NEW YORK President Barack Obama's promotion of an economic stimulus, possible creation of a government "bad bank" to absorb toxic assets and Fed readiness to buy long-term bonds all gave hope of forceful U.S. action soon to help ease the global financial crisis.
The scale of the crisis was underlined on Wednesday when the International Monetary Fund cut its forecast for world economic growth this year to the weakest level since World War Two. The IMF also warned that it risks running out of money.

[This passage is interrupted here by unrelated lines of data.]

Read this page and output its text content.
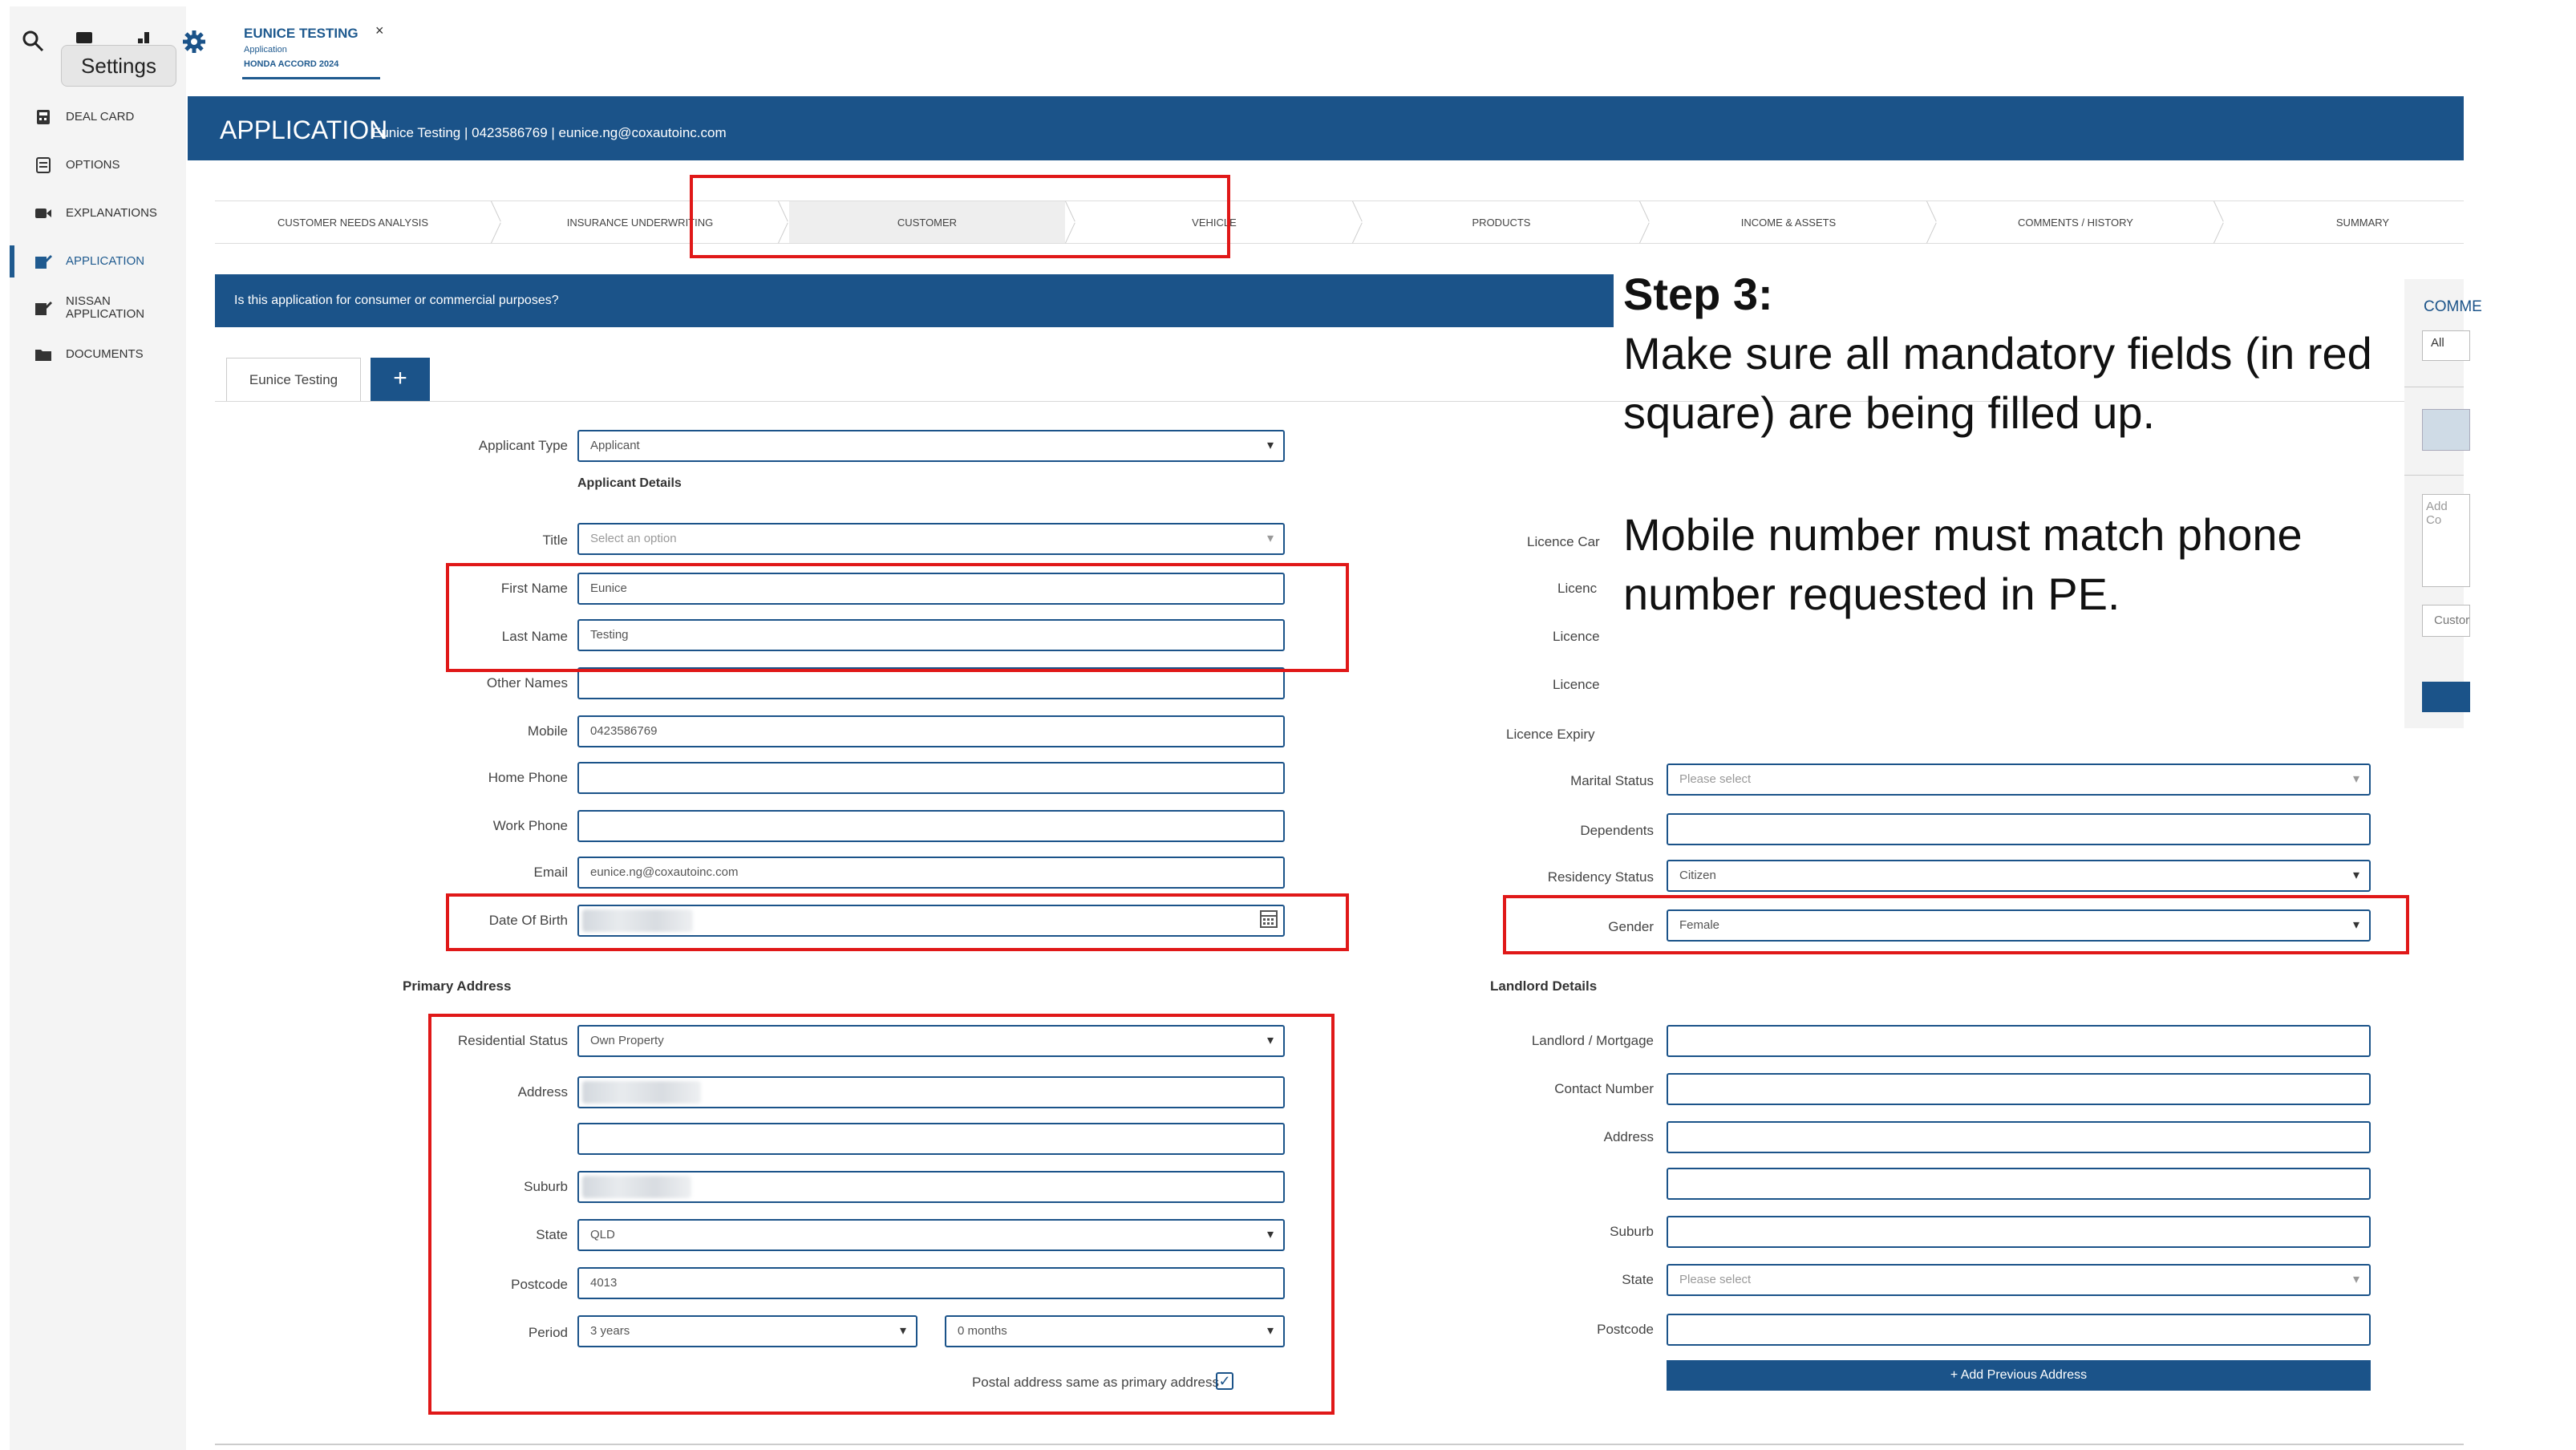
Settings
DEAL CARD
OPTIONS
EXPLANATIONS
APPLICATION
NISSAN APPLICATION
DOCUMENTS
EUNICE TESTING ×
Application
HONDA ACCORD 2024
APPLICATION
Eunice Testing | 0423586769 | eunice.ng@coxautoinc.com
CUSTOMER NEEDS ANALYSIS	INSURANCE UNDERWRITING	CUSTOMER	VEHICLE	PRODUCTS	INCOME & ASSETS	COMMENTS / HISTORY	SUMMARY
Is this application for consumer or commercial purposes?
Eunice Testing	+
Applicant Type	Applicant ▾
Applicant Details
Title	Select an option ▾
First Name	Eunice
Last Name	Testing
Other Names
Mobile	0423586769
Home Phone
Work Phone
Email	eunice.ng@coxautoinc.com
Date Of Birth
Primary Address
Residential Status	Own Property ▾
Address
Suburb
State	QLD ▾
Postcode	4013
Period	3 years ▾	0 months ▾
Postal address same as primary address ✓
Licence Car
Licenc
Licence
Licence
Licence Expiry
Marital Status	Please select ▾
Dependents
Residency Status	Citizen ▾
Gender	Female ▾
Landlord Details
Landlord / Mortgage
Contact Number
Address
Suburb
State	Please select ▾
Postcode
+ Add Previous Address
COMME
All
Add Co
Custor
Step 3:
Make sure all mandatory fields (in red square) are being filled up.
Mobile number must match phone number requested in PE.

New reports from Europe showed that the recession has deepened there, but offered a more positive view of French and German consumer sentiment. Japan vowed again to be the first economy to pull out of recession, with a jobs creation plan.
Obama pitched his $825 billion economic stimulus to 13 business leaders as the House of Representatives debated the plan. The House was expected to pass it later in the day despite some Republican opposition. The Senate will also have to approve a package, which Democrats hope will be ready for Obama to sign into law by mid-February.
Obama also met with his economic team to discuss tighter oversight of the banking industry, at the center of the problems that led the world's largest economy into a recession that has spread across the globe.
The U.S. Federal Reserve held interest rates steady near zero and said it is prepared to buy long-term Treasuries if that would help improve credit market conditions.
"A gradual recovery in economic activity will begin later this year, but the downside risks to that outlook are significant," the Fed said, adding that it "will employ all available tools to promote the resumption of sustainable economic growth and to preserve price stability."
European shares rose for a third straight session, with the FTSEurofirst 300 .FTEU3 closing up 3.2 percent in part due to optimism over swift moves by the new U.S. administration. Japan's Nikkei .N225 added 0.6 percent.
Oil prices rose, tracking Wall Street near the close. [ID:nN28532166] On the New York Mercantile Exchange, March crude rose 1.39 percent at $42.16 a barrel.
The IMF slashed its projection for 2009 global growth to just 0.5 percent from a November estimate of 2.2 percent.
It warned that deflation risks were rising and that toxic assets -- high-risk debt accumulated in the global credit boom that went bust 17 months ago -- needed to be removed from the banking system.
For weeks, U.S. policymakers have been floating the idea of a so-called bad bank, also known as an aggregator bank [ID:nN28525578], and comments on Wednesday by an economic adviser to the Obama campaign fueled hopes it will become a reality.
"The natural next step is, which is real simple, you take the bad assets out, the balance sheets are hit really hard, you recapitalize banks with different rules, and they go out again and lend," Laura Tyson said at the World Economic Forum in Davos, Switzerland.
A poll of the CEOs attending the annual Davos meeting of the world's business and political elite found that confidence has plunged to a new low.
The U.N. International Labor Organization said that if the global recession deepened in 2009, another 51 million jobs worldwide could be lost in a worst-case scenario.
In France, a survey showed consumer confidence rose in January to its strongest since last April, although it remained heavily negative and a separate report showed that industrial companies expected demand for goods to continue to fall in the first quarter.
In Germany, market research group GfK's forward-looking gauge of consumer sentiment showed that morale should hold steady in February, beating expectations.
Other data indicated a deepening recession in Europe.
The Conference Board's Leading Economic Index for the euro zone fell 0.9 percent in December to 93.3 points after declines in November and October, the research group said.
The index "indicates that there is no improvement in sight," said Jean-Claude Manini, the Conference Board's senior economist for Europe.
And in Italy, business sentiment fell in January for the eighth month running to its lowest on record.
In Japan, Prime Minister Taro Aso vowed to create 1.6 million new jobs, reiterating that Japan would try to be the first country in the world to pull out of recession.